Additionally, yielding new MTI capabilities has been another critical objective of the Department of the Air Force (DAF), which will leverage both air- and space-based assets to track objects on the ground and in the air. Seeking to shift many of those capabilities to space, the DAF has moved to rapidly retire an aging JSTARS fleet and is working with the National Reconnaissance Office to field a new space-based sensor that can track targets on the ground. 

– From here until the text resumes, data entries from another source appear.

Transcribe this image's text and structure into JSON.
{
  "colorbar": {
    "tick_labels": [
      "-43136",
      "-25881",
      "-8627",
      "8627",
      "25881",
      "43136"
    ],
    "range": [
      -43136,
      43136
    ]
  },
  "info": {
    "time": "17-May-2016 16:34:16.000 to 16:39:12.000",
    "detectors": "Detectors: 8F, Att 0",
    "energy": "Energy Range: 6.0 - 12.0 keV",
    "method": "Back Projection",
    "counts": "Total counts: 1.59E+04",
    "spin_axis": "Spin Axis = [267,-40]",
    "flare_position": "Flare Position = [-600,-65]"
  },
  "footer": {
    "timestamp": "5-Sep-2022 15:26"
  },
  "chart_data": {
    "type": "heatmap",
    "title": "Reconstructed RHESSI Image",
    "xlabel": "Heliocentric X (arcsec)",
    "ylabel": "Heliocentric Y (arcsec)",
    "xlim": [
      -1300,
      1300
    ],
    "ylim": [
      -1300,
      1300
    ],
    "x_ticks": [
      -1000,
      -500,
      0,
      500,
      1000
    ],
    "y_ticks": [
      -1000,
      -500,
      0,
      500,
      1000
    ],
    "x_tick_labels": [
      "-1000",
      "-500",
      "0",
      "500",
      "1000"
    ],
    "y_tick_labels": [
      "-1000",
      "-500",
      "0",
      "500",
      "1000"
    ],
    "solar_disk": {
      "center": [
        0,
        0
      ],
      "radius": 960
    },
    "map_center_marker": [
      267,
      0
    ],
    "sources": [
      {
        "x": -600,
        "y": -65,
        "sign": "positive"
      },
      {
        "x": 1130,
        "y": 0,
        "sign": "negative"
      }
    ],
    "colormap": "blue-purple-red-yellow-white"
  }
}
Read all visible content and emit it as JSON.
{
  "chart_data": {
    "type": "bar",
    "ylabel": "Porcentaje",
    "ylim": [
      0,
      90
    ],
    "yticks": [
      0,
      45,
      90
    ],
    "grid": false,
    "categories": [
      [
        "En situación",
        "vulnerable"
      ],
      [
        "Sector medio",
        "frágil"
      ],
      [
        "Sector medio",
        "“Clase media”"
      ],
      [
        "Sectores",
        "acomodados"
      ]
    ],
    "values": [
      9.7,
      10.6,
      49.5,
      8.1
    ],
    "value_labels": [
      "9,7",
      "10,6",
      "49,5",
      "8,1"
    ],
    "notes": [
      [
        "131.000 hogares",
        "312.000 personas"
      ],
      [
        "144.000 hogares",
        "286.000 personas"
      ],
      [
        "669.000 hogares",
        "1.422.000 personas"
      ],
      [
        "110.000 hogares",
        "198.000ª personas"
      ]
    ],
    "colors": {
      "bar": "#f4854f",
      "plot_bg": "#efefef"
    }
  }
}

According to Kendall, the program to get a quick start blessing would specifically focus on command, control and communications battle management, or C3BM, for MTI. The Air Force has said its C3BM “enterprise” will essentially be composed of programs that all seamlessly integrate together to contribute to the Pentagon’s larger Joint All Domain Command and Control (JADC2) project. Kendall’s reference to C3BM for MTI would appear to be aimed at fitting those new MTI capabilities into the larger JADC2 architecture. 

Separately, the Air Force has moved to swiftly field the E-7A Wedgetail radar plane, which will replace the service’s elderly E-3 Sentry and provide MTI capabilities. But Kendall revealed today that effort has been delayed, with production of one aircraft slipping “a year to the right.” 

When the Air Force awarded Boeing a sole-source award for the Wedgetail last year, the service indicated it wanted to field the first of two rapid prototypes by FY27. The Air Force previously planned to award the money for the second rapid prototype plane in FY24, according to Defense News, but it’s not clear if Kendall was referring to that specific aircraft. The Air Force could not immediately provide more information. 

In the meantime, negotiations on the E-7 have been set back by a price disagreement between Boeing and the Air Force stemming from costs for Air Force-specific requirements. The two parties have made progress, Kendall said today, but have not yet reached an agreement.

“We have come much closer, but we’re not really at closure yet. So we have some additional work to do there,” he said. “So I’m anticipating, maybe being optimistic here, but hopefully that we’ll get to an agreement very shortly and then be able to move on to the program.”